La riapertura di ristoranti, bar e locali vari sta già dando i primi segnali di ripresa. In questa corsa verso il ritorno alla vita di un tempo, mi sento di dire che siamo accompagnati da un governo che, attraverso il suo ministro delle Politiche agricole Stefano Patuanelli, sta ponendo grande attenzione alle nostre tematiche. Nelle ultime settimane, in qualità di presidente di Assoenologi, ho avuto l’onore e il piacere di interloquire più volte con il ministro. In Patuanelli ho trovato un uomo consapevole delle problematiche da affrontare e soprattutto un ministro davvero appassionato dell’agroalimentare italiano. Inoltre, colgo l’occasione di ringraziarlo per aver concesso l’esclusiva intervista che trovate pubblicata in questo numero de l’Enologo. All’Esecutivo Draghi, come era già accaduto con tutti i governi precedenti, abbiamo ribadito più volte che gli enologi italiani sono al servizio del Paese. Ed è con questo rinnovato spirito di collaborazione, che va al di là di ogni connotazione politica e partitica, che dobbiamo affrontare i prossimi mesi che si annunciano ancora complicati. Ma sono certo che li supereremo, come abbiamo superato tante altre criticità che la storia ci ha messo davanti. Anche se questa volta la situazione non solo è diversa, ma nel suo genere unica.

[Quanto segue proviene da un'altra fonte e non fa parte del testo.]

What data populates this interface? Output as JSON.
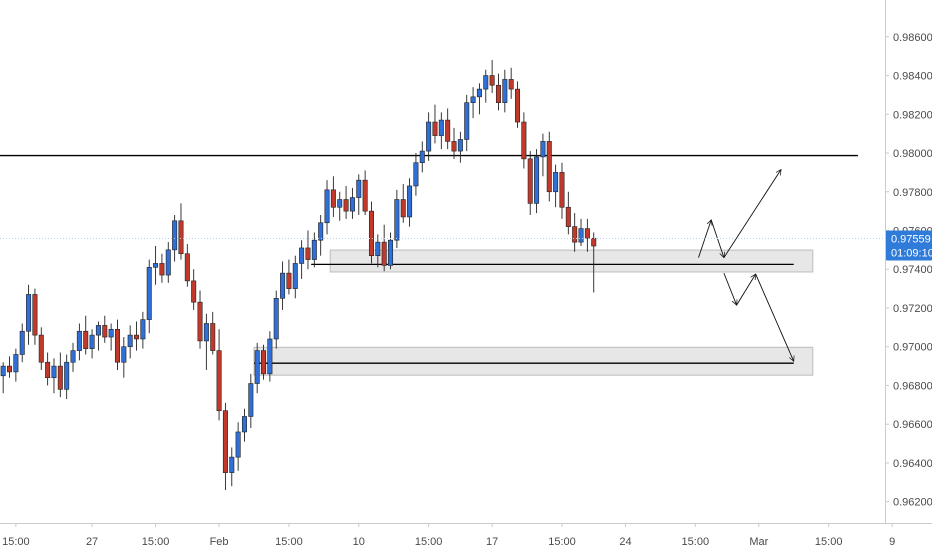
{
  "chart_data": {
    "type": "candlestick",
    "y_axis": {
      "position": "right",
      "ylim": [
        0.9609,
        0.9879
      ],
      "ticks": [
        "0.98600",
        "0.98400",
        "0.98200",
        "0.98000",
        "0.97800",
        "0.97600",
        "0.97400",
        "0.97200",
        "0.97000",
        "0.96800",
        "0.96600",
        "0.96400",
        "0.96200"
      ],
      "tick_values": [
        0.986,
        0.984,
        0.982,
        0.98,
        0.978,
        0.976,
        0.974,
        0.972,
        0.97,
        0.968,
        0.966,
        0.964,
        0.962
      ]
    },
    "x_axis": {
      "ticks": [
        "15:00",
        "27",
        "15:00",
        "Feb",
        "15:00",
        "10",
        "15:00",
        "17",
        "15:00",
        "24",
        "15:00",
        "Mar",
        "15:00",
        "9"
      ],
      "tick_index": [
        2,
        14,
        24,
        34,
        45,
        56,
        67,
        77,
        88,
        98,
        109,
        119,
        130,
        140
      ]
    },
    "colors": {
      "up": "#2f6fd6",
      "down": "#c0392b",
      "level_line": "#000000",
      "zone_fill": "#e3e3e3",
      "zone_border": "#bdbdbd",
      "price_line": "#b3d4f0",
      "price_badge": "#2f7bd9",
      "arrow": "#111111"
    },
    "current_price": {
      "value": 0.97559,
      "label": "0.97559",
      "countdown": "01:09:10"
    },
    "levels": [
      0.97987,
      0.97425,
      0.96915
    ],
    "zones": [
      {
        "from": 0.97386,
        "to": 0.97499,
        "start_index": 52,
        "end_index": 128
      },
      {
        "from": 0.96853,
        "to": 0.96997,
        "start_index": 40,
        "end_index": 128
      }
    ],
    "projection_path": [
      {
        "index": 110,
        "value": 0.9746
      },
      {
        "index": 112,
        "value": 0.97655
      },
      {
        "index": 114,
        "value": 0.9746
      },
      {
        "index": 123,
        "value": 0.97915
      }
    ],
    "projection_path_2": [
      {
        "index": 114,
        "value": 0.9738
      },
      {
        "index": 116,
        "value": 0.97215
      },
      {
        "index": 119,
        "value": 0.97375
      },
      {
        "index": 125,
        "value": 0.96925
      }
    ],
    "candles_ohlc": [
      [
        0.9685,
        0.9692,
        0.9676,
        0.969
      ],
      [
        0.969,
        0.9695,
        0.9684,
        0.9687
      ],
      [
        0.9687,
        0.9699,
        0.9682,
        0.9696
      ],
      [
        0.9696,
        0.9712,
        0.9692,
        0.9708
      ],
      [
        0.9708,
        0.9732,
        0.9701,
        0.9727
      ],
      [
        0.9727,
        0.973,
        0.9701,
        0.9706
      ],
      [
        0.9706,
        0.971,
        0.9688,
        0.9692
      ],
      [
        0.9692,
        0.9697,
        0.968,
        0.9684
      ],
      [
        0.9684,
        0.9694,
        0.9676,
        0.969
      ],
      [
        0.969,
        0.9697,
        0.9674,
        0.9678
      ],
      [
        0.9678,
        0.9696,
        0.9673,
        0.9692
      ],
      [
        0.9692,
        0.9702,
        0.9687,
        0.9698
      ],
      [
        0.9698,
        0.9712,
        0.9693,
        0.9708
      ],
      [
        0.9708,
        0.9716,
        0.9696,
        0.9699
      ],
      [
        0.9699,
        0.9709,
        0.9694,
        0.9706
      ],
      [
        0.9706,
        0.9713,
        0.9698,
        0.9711
      ],
      [
        0.9711,
        0.9716,
        0.9702,
        0.9705
      ],
      [
        0.9705,
        0.9712,
        0.9698,
        0.9709
      ],
      [
        0.9709,
        0.9714,
        0.9688,
        0.9692
      ],
      [
        0.9692,
        0.9705,
        0.9684,
        0.97
      ],
      [
        0.97,
        0.9711,
        0.9694,
        0.9706
      ],
      [
        0.9706,
        0.9713,
        0.9698,
        0.9704
      ],
      [
        0.9704,
        0.9718,
        0.9699,
        0.9714
      ],
      [
        0.9714,
        0.9745,
        0.9707,
        0.9741
      ],
      [
        0.9741,
        0.9752,
        0.9732,
        0.9743
      ],
      [
        0.9743,
        0.9748,
        0.9733,
        0.9737
      ],
      [
        0.9737,
        0.9754,
        0.9733,
        0.975
      ],
      [
        0.975,
        0.9768,
        0.9744,
        0.9765
      ],
      [
        0.9765,
        0.9774,
        0.9745,
        0.9748
      ],
      [
        0.9748,
        0.9753,
        0.9731,
        0.9734
      ],
      [
        0.9734,
        0.974,
        0.9719,
        0.9723
      ],
      [
        0.9723,
        0.9729,
        0.9699,
        0.9703
      ],
      [
        0.9703,
        0.9717,
        0.9688,
        0.9712
      ],
      [
        0.9712,
        0.9718,
        0.9696,
        0.9698
      ],
      [
        0.9698,
        0.9709,
        0.9662,
        0.9667
      ],
      [
        0.9667,
        0.9671,
        0.9626,
        0.9635
      ],
      [
        0.9635,
        0.9648,
        0.9628,
        0.9643
      ],
      [
        0.9643,
        0.9661,
        0.9636,
        0.9656
      ],
      [
        0.9656,
        0.9668,
        0.9651,
        0.9664
      ],
      [
        0.9664,
        0.9686,
        0.9658,
        0.9681
      ],
      [
        0.9681,
        0.9702,
        0.9676,
        0.9698
      ],
      [
        0.9698,
        0.9701,
        0.9683,
        0.9686
      ],
      [
        0.9686,
        0.9708,
        0.9682,
        0.9704
      ],
      [
        0.9704,
        0.9729,
        0.9699,
        0.9725
      ],
      [
        0.9725,
        0.9744,
        0.9719,
        0.9738
      ],
      [
        0.9738,
        0.9745,
        0.9727,
        0.973
      ],
      [
        0.973,
        0.9747,
        0.9725,
        0.9743
      ],
      [
        0.9743,
        0.9755,
        0.9735,
        0.9751
      ],
      [
        0.9751,
        0.976,
        0.974,
        0.9745
      ],
      [
        0.9745,
        0.9759,
        0.9741,
        0.9755
      ],
      [
        0.9755,
        0.9768,
        0.9747,
        0.9764
      ],
      [
        0.9764,
        0.9786,
        0.9758,
        0.9781
      ],
      [
        0.9781,
        0.9788,
        0.9767,
        0.9772
      ],
      [
        0.9772,
        0.978,
        0.9765,
        0.9776
      ],
      [
        0.9776,
        0.9783,
        0.9766,
        0.977
      ],
      [
        0.977,
        0.9782,
        0.9766,
        0.9777
      ],
      [
        0.9777,
        0.9789,
        0.9768,
        0.9786
      ],
      [
        0.9786,
        0.9791,
        0.9768,
        0.977
      ],
      [
        0.977,
        0.9775,
        0.9743,
        0.9747
      ],
      [
        0.9747,
        0.9758,
        0.9741,
        0.9754
      ],
      [
        0.9754,
        0.9763,
        0.9739,
        0.9742
      ],
      [
        0.9742,
        0.9759,
        0.974,
        0.9755
      ],
      [
        0.9755,
        0.9781,
        0.9751,
        0.9776
      ],
      [
        0.9776,
        0.9784,
        0.9764,
        0.9767
      ],
      [
        0.9767,
        0.9787,
        0.9762,
        0.9783
      ],
      [
        0.9783,
        0.98,
        0.9778,
        0.9795
      ],
      [
        0.9795,
        0.9806,
        0.979,
        0.9801
      ],
      [
        0.9801,
        0.9821,
        0.9796,
        0.9816
      ],
      [
        0.9816,
        0.9825,
        0.9805,
        0.9809
      ],
      [
        0.9809,
        0.9821,
        0.9802,
        0.9817
      ],
      [
        0.9817,
        0.9823,
        0.9802,
        0.9806
      ],
      [
        0.9806,
        0.9813,
        0.9797,
        0.9801
      ],
      [
        0.9801,
        0.9811,
        0.9795,
        0.9807
      ],
      [
        0.9807,
        0.983,
        0.9801,
        0.9826
      ],
      [
        0.9826,
        0.9834,
        0.9818,
        0.9829
      ],
      [
        0.9829,
        0.9836,
        0.982,
        0.9833
      ],
      [
        0.9833,
        0.9843,
        0.9826,
        0.984
      ],
      [
        0.984,
        0.9848,
        0.9831,
        0.9835
      ],
      [
        0.9835,
        0.9841,
        0.9822,
        0.9826
      ],
      [
        0.9826,
        0.9843,
        0.9821,
        0.9838
      ],
      [
        0.9838,
        0.9844,
        0.9828,
        0.9833
      ],
      [
        0.9833,
        0.9837,
        0.9813,
        0.9816
      ],
      [
        0.9816,
        0.9821,
        0.9792,
        0.9797
      ],
      [
        0.9797,
        0.9801,
        0.9768,
        0.9774
      ],
      [
        0.9774,
        0.9802,
        0.9769,
        0.9798
      ],
      [
        0.9798,
        0.981,
        0.9788,
        0.9806
      ],
      [
        0.9806,
        0.9811,
        0.9775,
        0.978
      ],
      [
        0.978,
        0.9794,
        0.9772,
        0.979
      ],
      [
        0.979,
        0.9795,
        0.9766,
        0.9772
      ],
      [
        0.9772,
        0.978,
        0.9758,
        0.9762
      ],
      [
        0.9762,
        0.9769,
        0.9749,
        0.9754
      ],
      [
        0.9754,
        0.9766,
        0.9752,
        0.9761
      ],
      [
        0.9761,
        0.9766,
        0.9749,
        0.9756
      ],
      [
        0.9756,
        0.9759,
        0.9728,
        0.9752
      ]
    ]
  }
}
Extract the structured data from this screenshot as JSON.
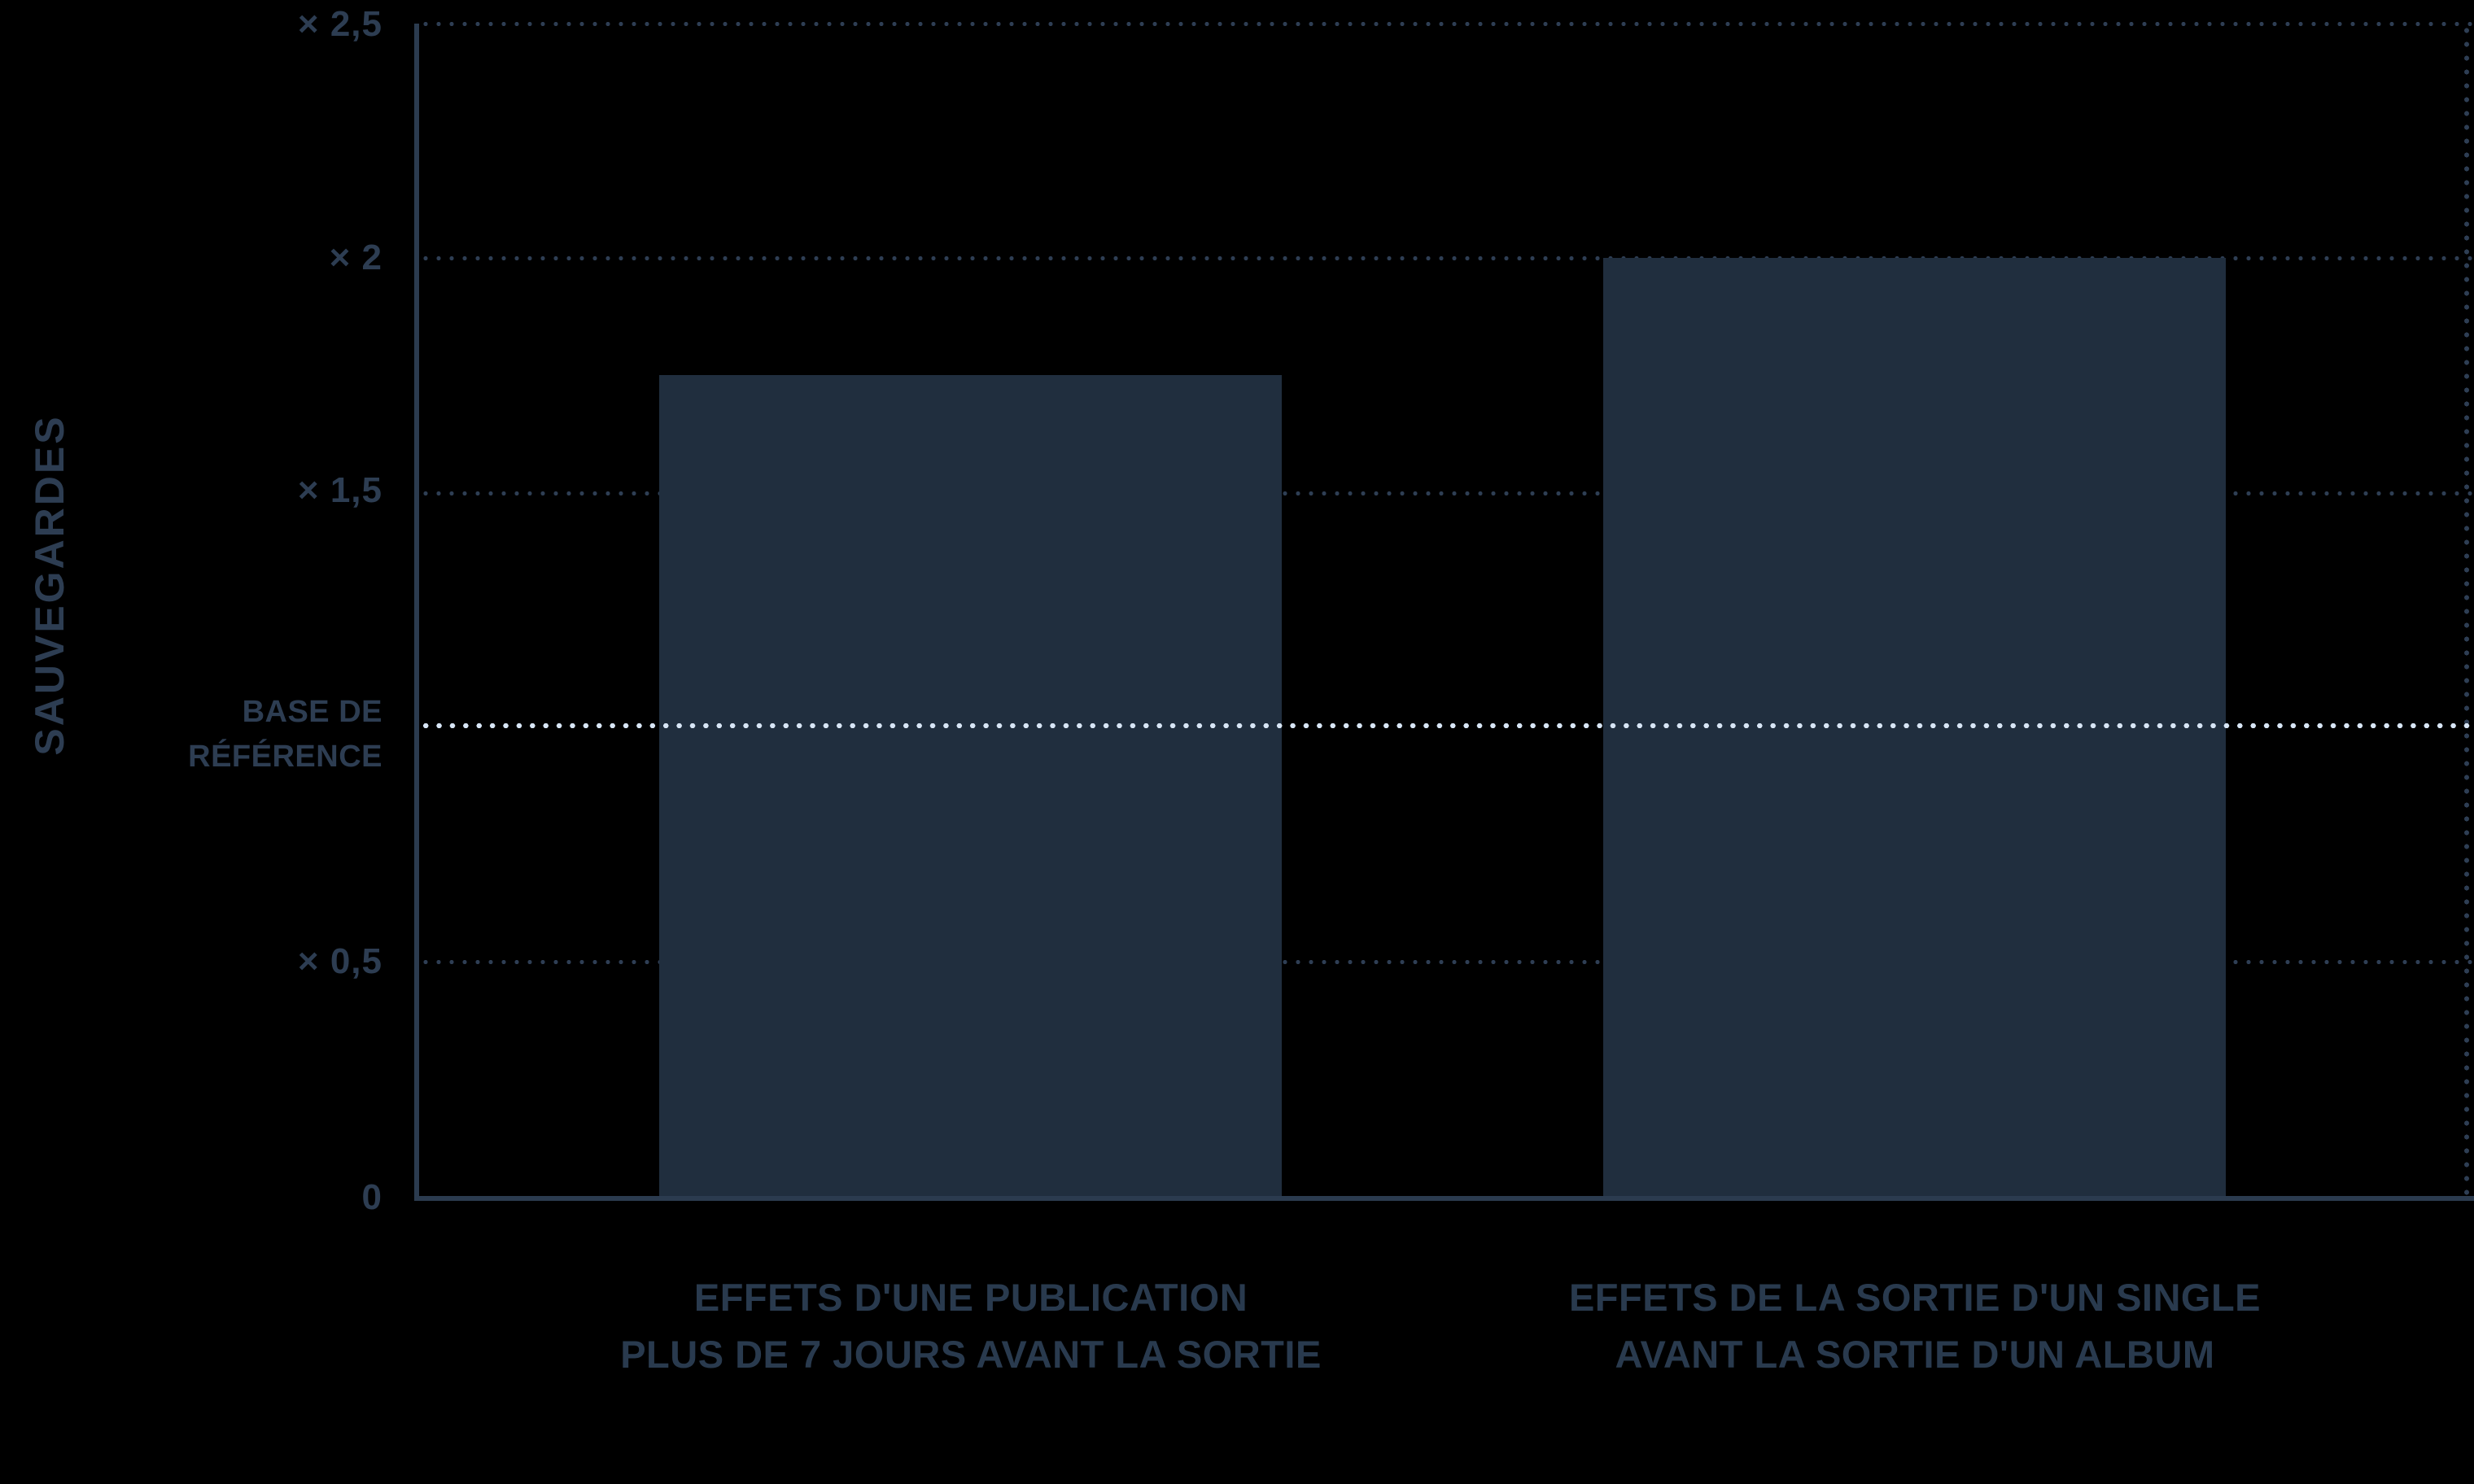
{
  "chart_data": {
    "type": "bar",
    "title": "",
    "ylabel": "SAUVEGARDES",
    "xlabel": "",
    "ylim": [
      0,
      2.5
    ],
    "grid": "dotted horizontal gridlines at 0.5, 1.5, 2, 2.5; highlighted light dotted baseline at 1; dotted right border",
    "legend_position": "none",
    "baseline": {
      "value": 1,
      "label_line1": "BASE DE",
      "label_line2": "RÉFÉRENCE"
    },
    "yticks": [
      {
        "value": 2.5,
        "label": "× 2,5"
      },
      {
        "value": 2,
        "label": "× 2"
      },
      {
        "value": 1.5,
        "label": "× 1,5"
      },
      {
        "value": 0.5,
        "label": "× 0,5"
      },
      {
        "value": 0,
        "label": "0"
      }
    ],
    "categories": [
      {
        "line1": "EFFETS D'UNE PUBLICATION",
        "line2": "PLUS DE 7 JOURS AVANT LA SORTIE"
      },
      {
        "line1": "EFFETS DE LA SORTIE D'UN SINGLE",
        "line2": "AVANT LA SORTIE D'UN ALBUM"
      }
    ],
    "values": [
      1.75,
      2
    ],
    "colors": {
      "background": "#000000",
      "bar": "#202e3e",
      "axis_line": "#2b3b4f",
      "grid_dots": "#2e3e54",
      "baseline_dots": "#d7e5f5",
      "tick_text": "#2d3d52",
      "category_text": "#293a4e"
    }
  }
}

Da più parti si sente dire che il mondo, dopo l’emergenza Covid, non sarà più quello di prima. Magari sarà migliore. E perché possa esserlo serve il contributo di tutti, anche nostro. È per questo che vi esorto ad accendere i motori e ripartire alla grande. Mettiamo in campo nuove idee, nuovi progetti, nuove forme di promozione. Ma soprattutto, laddove possibile, alziamo ancor di più il livello qualitativo dei nostri vini.

Raccontiamo il Paese Italia, il più bello del mondo, attraverso le nostre bottiglie, così ricche di sapori e saperi. I nostri vini sono tra i fiori all’occhiello del Made in Italy e ne dobbiamo essere orgogliosi e consapevoli. Sono le nostre Ferrari, tanto per restare in ambito automobilistico. Cari colleghi, pigiamo il piede sull’acceleratore e non fermiamoci più. Il traguardo della ripartenza è ormai a portata di mano.